Il tema della schiavitù,la pretesa di imporre una liberazione, che viene dall’alto, basata sulla forza porta senza dubbi a riflettere da un lato sulle “nuove schiavitù”, imposte dal non rispetto dell’uomo e della sua dignità dall’altro si arriva a un collegamento diretto alla politica internazionale, al conflitto iraqueno.

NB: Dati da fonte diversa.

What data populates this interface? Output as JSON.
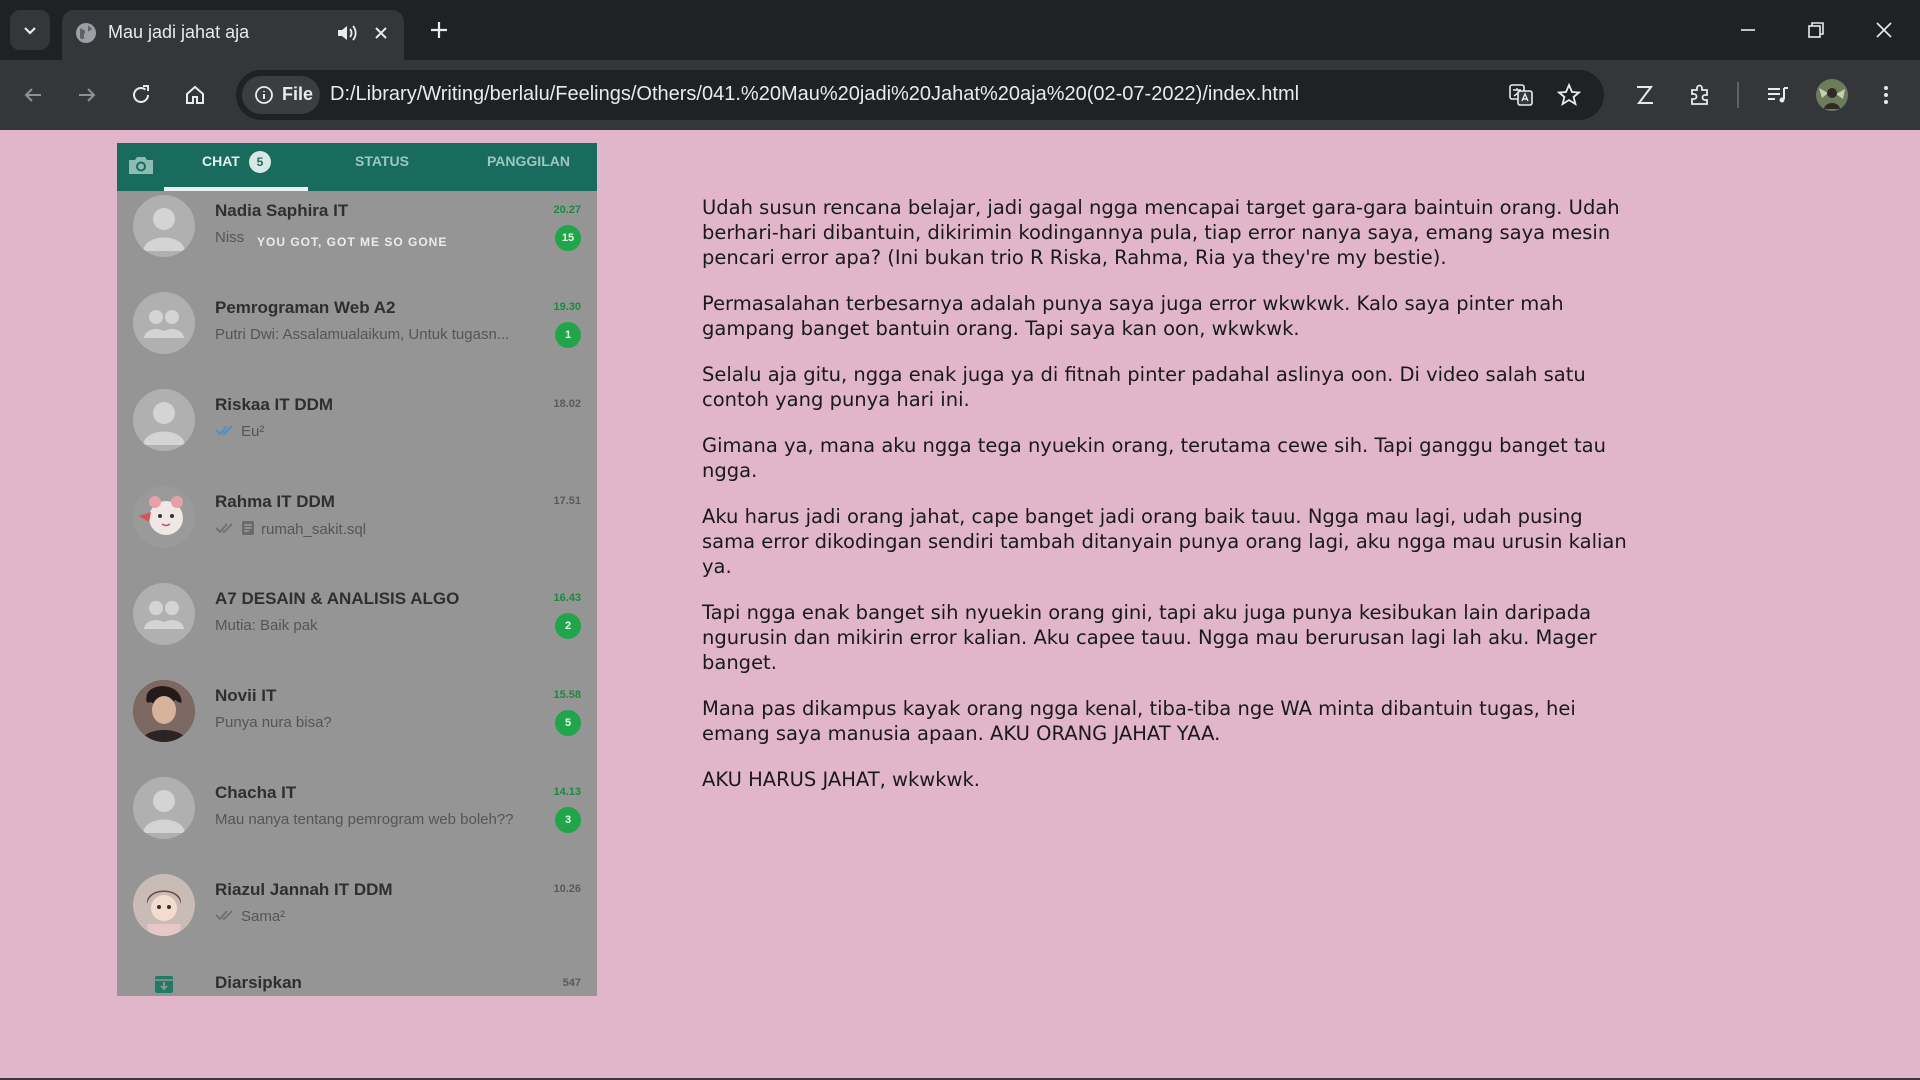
{
  "browser": {
    "tab_title": "Mau jadi jahat aja",
    "scheme_label": "File",
    "url": "D:/Library/Writing/berlalu/Feelings/Others/041.%20Mau%20jadi%20Jahat%20aja%20(02-07-2022)/index.html"
  },
  "whatsapp": {
    "tabs": {
      "chat": "CHAT",
      "chat_badge": "5",
      "status": "STATUS",
      "calls": "PANGGILAN"
    },
    "caption": "YOU GOT, GOT ME SO GONE",
    "accent": "#196b5d",
    "unread_color": "#21a54a",
    "chats": [
      {
        "name": "Nadia Saphira IT",
        "message": "Niss",
        "time": "20.27",
        "unread": "15"
      },
      {
        "name": "Pemrograman Web A2",
        "message": "Putri Dwi: Assalamualaikum, Untuk tugasn...",
        "time": "19.30",
        "unread": "1"
      },
      {
        "name": "Riskaa IT DDM",
        "message": "Eu²",
        "time": "18.02",
        "unread": ""
      },
      {
        "name": "Rahma IT DDM",
        "message": "rumah_sakit.sql",
        "time": "17.51",
        "unread": ""
      },
      {
        "name": "A7 DESAIN & ANALISIS ALGO",
        "message": "Mutia: Baik pak",
        "time": "16.43",
        "unread": "2"
      },
      {
        "name": "Novii IT",
        "message": "Punya nura bisa?",
        "time": "15.58",
        "unread": "5"
      },
      {
        "name": "Chacha IT",
        "message": "Mau nanya tentang pemrogram web boleh??",
        "time": "14.13",
        "unread": "3"
      },
      {
        "name": "Riazul Jannah IT DDM",
        "message": "Sama²",
        "time": "10.26",
        "unread": ""
      }
    ],
    "archived": {
      "label": "Diarsipkan",
      "count": "547"
    }
  },
  "article": {
    "paragraphs": [
      "Udah susun rencana belajar, jadi gagal ngga mencapai target gara-gara baintuin orang. Udah berhari-hari dibantuin, dikirimin kodingannya pula, tiap error nanya saya, emang saya mesin pencari error apa? (Ini bukan trio R Riska, Rahma, Ria ya they're my bestie).",
      "Permasalahan terbesarnya adalah punya saya juga error wkwkwk. Kalo saya pinter mah gampang banget bantuin orang. Tapi saya kan oon, wkwkwk.",
      "Selalu aja gitu, ngga enak juga ya di fitnah pinter padahal aslinya oon. Di video salah satu contoh yang punya hari ini.",
      "Gimana ya, mana aku ngga tega nyuekin orang, terutama cewe sih. Tapi ganggu banget tau ngga.",
      "Aku harus jadi orang jahat, cape banget jadi orang baik tauu. Ngga mau lagi, udah pusing sama error dikodingan sendiri tambah ditanyain punya orang lagi, aku ngga mau urusin kalian ya.",
      "Tapi ngga enak banget sih nyuekin orang gini, tapi aku juga punya kesibukan lain daripada ngurusin dan mikirin error kalian. Aku capee tauu. Ngga mau berurusan lagi lah aku. Mager banget.",
      "Mana pas dikampus kayak orang ngga kenal, tiba-tiba nge WA minta dibantuin tugas, hei emang saya manusia apaan. AKU ORANG JAHAT YAA.",
      "AKU HARUS JAHAT, wkwkwk."
    ]
  },
  "theme": {
    "page_background": "#e1b6cb",
    "chrome_dark": "#202124",
    "chrome_toolbar": "#35363a"
  }
}
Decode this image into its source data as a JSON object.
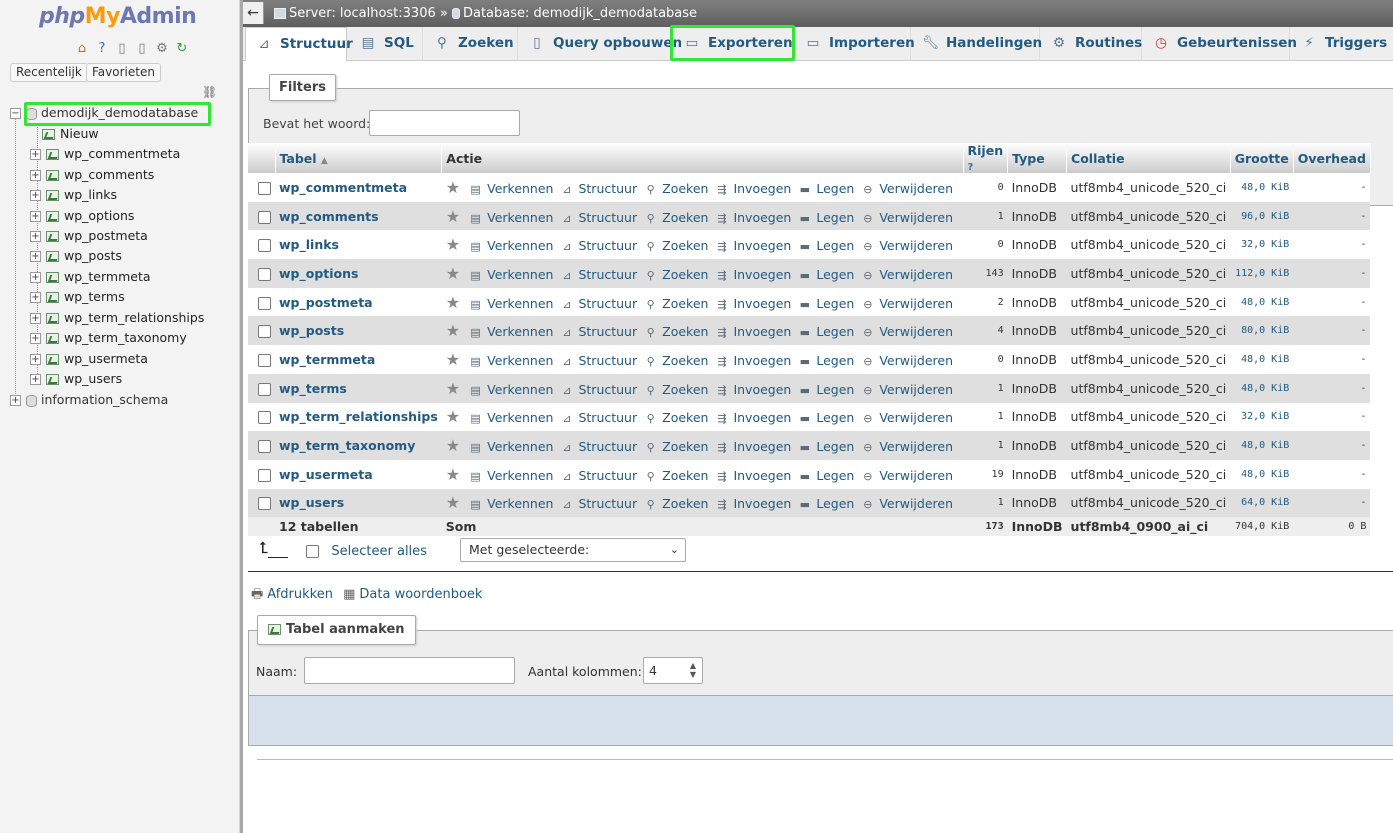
{
  "logo": {
    "php": "php",
    "my": "My",
    "admin": "Admin"
  },
  "nav_tabs": {
    "recent": "Recentelijk",
    "favorites": "Favorieten"
  },
  "tree": {
    "database": "demodijk_demodatabase",
    "new_label": "Nieuw",
    "tables": [
      "wp_commentmeta",
      "wp_comments",
      "wp_links",
      "wp_options",
      "wp_postmeta",
      "wp_posts",
      "wp_termmeta",
      "wp_terms",
      "wp_term_relationships",
      "wp_term_taxonomy",
      "wp_usermeta",
      "wp_users"
    ],
    "other_db": "information_schema"
  },
  "breadcrumb": {
    "server": "Server: localhost:3306",
    "sep": "»",
    "database": "Database: demodijk_demodatabase"
  },
  "tabs": [
    "Structuur",
    "SQL",
    "Zoeken",
    "Query opbouwen",
    "Exporteren",
    "Importeren",
    "Handelingen",
    "Routines",
    "Gebeurtenissen",
    "Triggers"
  ],
  "filters": {
    "legend": "Filters",
    "label": "Bevat het woord:",
    "value": ""
  },
  "table_headers": {
    "tabel": "Tabel",
    "actie": "Actie",
    "rijen": "Rijen",
    "type": "Type",
    "collatie": "Collatie",
    "grootte": "Grootte",
    "overhead": "Overhead"
  },
  "actions": {
    "browse": "Verkennen",
    "structure": "Structuur",
    "search": "Zoeken",
    "insert": "Invoegen",
    "empty": "Legen",
    "drop": "Verwijderen"
  },
  "rows": [
    {
      "name": "wp_commentmeta",
      "rows": "0",
      "type": "InnoDB",
      "collation": "utf8mb4_unicode_520_ci",
      "size": "48,0 KiB",
      "overhead": "-"
    },
    {
      "name": "wp_comments",
      "rows": "1",
      "type": "InnoDB",
      "collation": "utf8mb4_unicode_520_ci",
      "size": "96,0 KiB",
      "overhead": "-"
    },
    {
      "name": "wp_links",
      "rows": "0",
      "type": "InnoDB",
      "collation": "utf8mb4_unicode_520_ci",
      "size": "32,0 KiB",
      "overhead": "-"
    },
    {
      "name": "wp_options",
      "rows": "143",
      "type": "InnoDB",
      "collation": "utf8mb4_unicode_520_ci",
      "size": "112,0 KiB",
      "overhead": "-"
    },
    {
      "name": "wp_postmeta",
      "rows": "2",
      "type": "InnoDB",
      "collation": "utf8mb4_unicode_520_ci",
      "size": "48,0 KiB",
      "overhead": "-"
    },
    {
      "name": "wp_posts",
      "rows": "4",
      "type": "InnoDB",
      "collation": "utf8mb4_unicode_520_ci",
      "size": "80,0 KiB",
      "overhead": "-"
    },
    {
      "name": "wp_termmeta",
      "rows": "0",
      "type": "InnoDB",
      "collation": "utf8mb4_unicode_520_ci",
      "size": "48,0 KiB",
      "overhead": "-"
    },
    {
      "name": "wp_terms",
      "rows": "1",
      "type": "InnoDB",
      "collation": "utf8mb4_unicode_520_ci",
      "size": "48,0 KiB",
      "overhead": "-"
    },
    {
      "name": "wp_term_relationships",
      "rows": "1",
      "type": "InnoDB",
      "collation": "utf8mb4_unicode_520_ci",
      "size": "32,0 KiB",
      "overhead": "-"
    },
    {
      "name": "wp_term_taxonomy",
      "rows": "1",
      "type": "InnoDB",
      "collation": "utf8mb4_unicode_520_ci",
      "size": "48,0 KiB",
      "overhead": "-"
    },
    {
      "name": "wp_usermeta",
      "rows": "19",
      "type": "InnoDB",
      "collation": "utf8mb4_unicode_520_ci",
      "size": "48,0 KiB",
      "overhead": "-"
    },
    {
      "name": "wp_users",
      "rows": "1",
      "type": "InnoDB",
      "collation": "utf8mb4_unicode_520_ci",
      "size": "64,0 KiB",
      "overhead": "-"
    }
  ],
  "summary": {
    "count": "12 tabellen",
    "label": "Som",
    "rows": "173",
    "type": "InnoDB",
    "collation": "utf8mb4_0900_ai_ci",
    "size": "704,0 KiB",
    "overhead": "0 B"
  },
  "bulk": {
    "check_all": "Selecteer alles",
    "with_selected": "Met geselecteerde:"
  },
  "links": {
    "print": "Afdrukken",
    "dictionary": "Data woordenboek"
  },
  "create": {
    "legend": "Tabel aanmaken",
    "name_label": "Naam:",
    "name_value": "",
    "cols_label": "Aantal kolommen:",
    "cols_value": "4"
  },
  "colors": {
    "link": "#235a81",
    "highlight": "#33e633",
    "even_row": "#dfdfdf"
  }
}
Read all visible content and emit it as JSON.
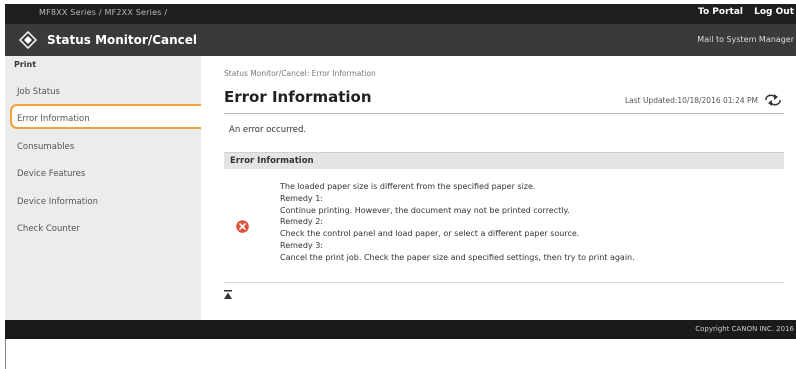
{
  "header": {
    "device_name": "MF8XX Series / MF2XX Series /",
    "portal_link": "To Portal",
    "logout_link": "Log Out"
  },
  "titlebar": {
    "app_title": "Status Monitor/Cancel",
    "mail_link": "Mail to System Manager"
  },
  "sidebar": {
    "section_label": "Print",
    "items": [
      {
        "label": "Job Status"
      },
      {
        "label": "Error Information"
      },
      {
        "label": "Consumables"
      },
      {
        "label": "Device Features"
      },
      {
        "label": "Device Information"
      },
      {
        "label": "Check Counter"
      }
    ]
  },
  "main": {
    "breadcrumb": "Status Monitor/Cancel: Error Information",
    "title": "Error Information",
    "last_updated": "Last Updated:10/18/2016 01:24 PM",
    "message": "An error occurred.",
    "section_title": "Error Information",
    "details": [
      "The loaded paper size is different from the specified paper size.",
      "Remedy 1:",
      "Continue printing. However, the document may not be printed correctly.",
      "Remedy 2:",
      "Check the control panel and load paper, or select a different paper source.",
      "Remedy 3:",
      "Cancel the print job. Check the paper size and specified settings, then try to print again."
    ]
  },
  "footer": {
    "copyright": "Copyright CANON INC. 2016"
  },
  "colors": {
    "highlight": "#f2a23a",
    "error": "#e0533d"
  }
}
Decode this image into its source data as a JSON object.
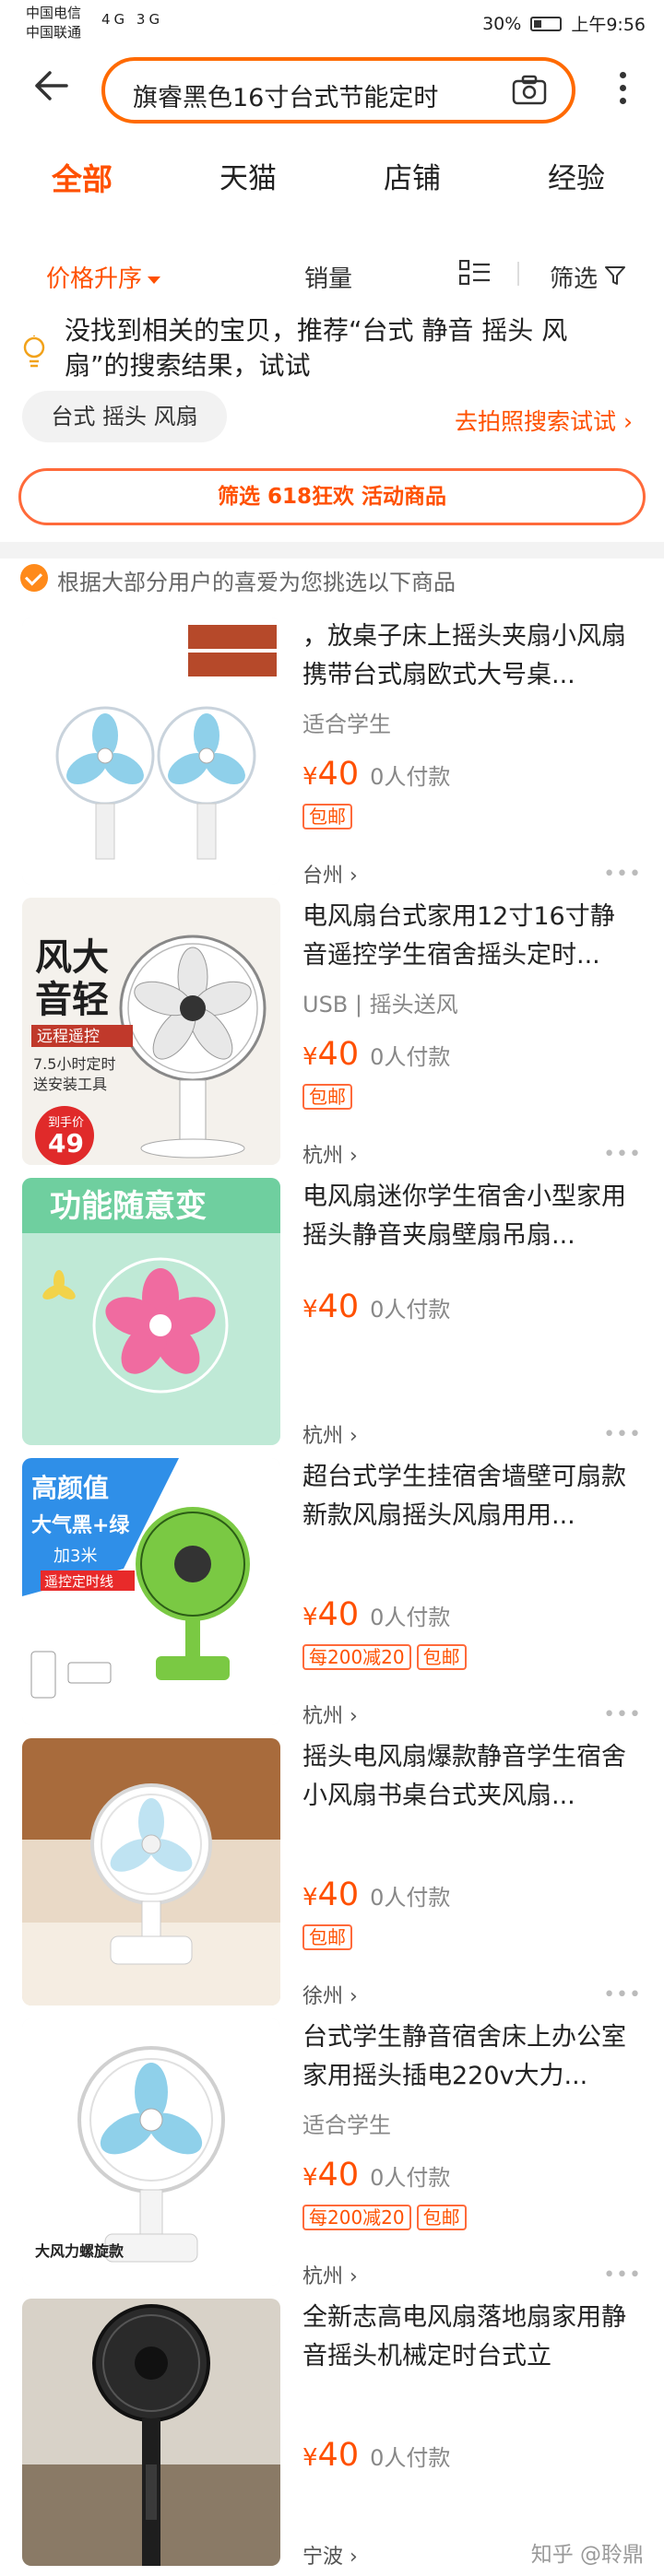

Meno ermetico e violento di Dogville ma non privo di scene al alta intesità che in certi momenti diventano fastiodose e insopportabili. Ora attendiamo il completarsi della trilogia americana di Von Trier, che sarà intitolato Washington ovvero là dove Grace sta fuggendo al momento in cui Manderlay termina. Ma prima di questo film ci sarà una nuova produzione della serie ‘dogma’ e solo dopo potremo rivedere sullo schermo Grace. Da quanto il regista ha anticipato, il piatto sarà molto forte, con la presenza di entrambe le Grace di questi 2 film, Bryce Dallas Howard (la vera figlia del Ricky di Happy days) e della rientrante Nicole
Kidman.
Da sottolineare che come al solito anche in Manderlay Von Trier gioca sulle sue mirabolanti doti registiche, lasciando che in alcuni momenti il film sia fatto di pura regia, con attori che riempono la scena solo come contorno del suo occhio geniale.
Tutto contribuisce alla creazione di un ottimo film, dal quale non si può uscire senza essersi posti dei forti interrogativi interiori.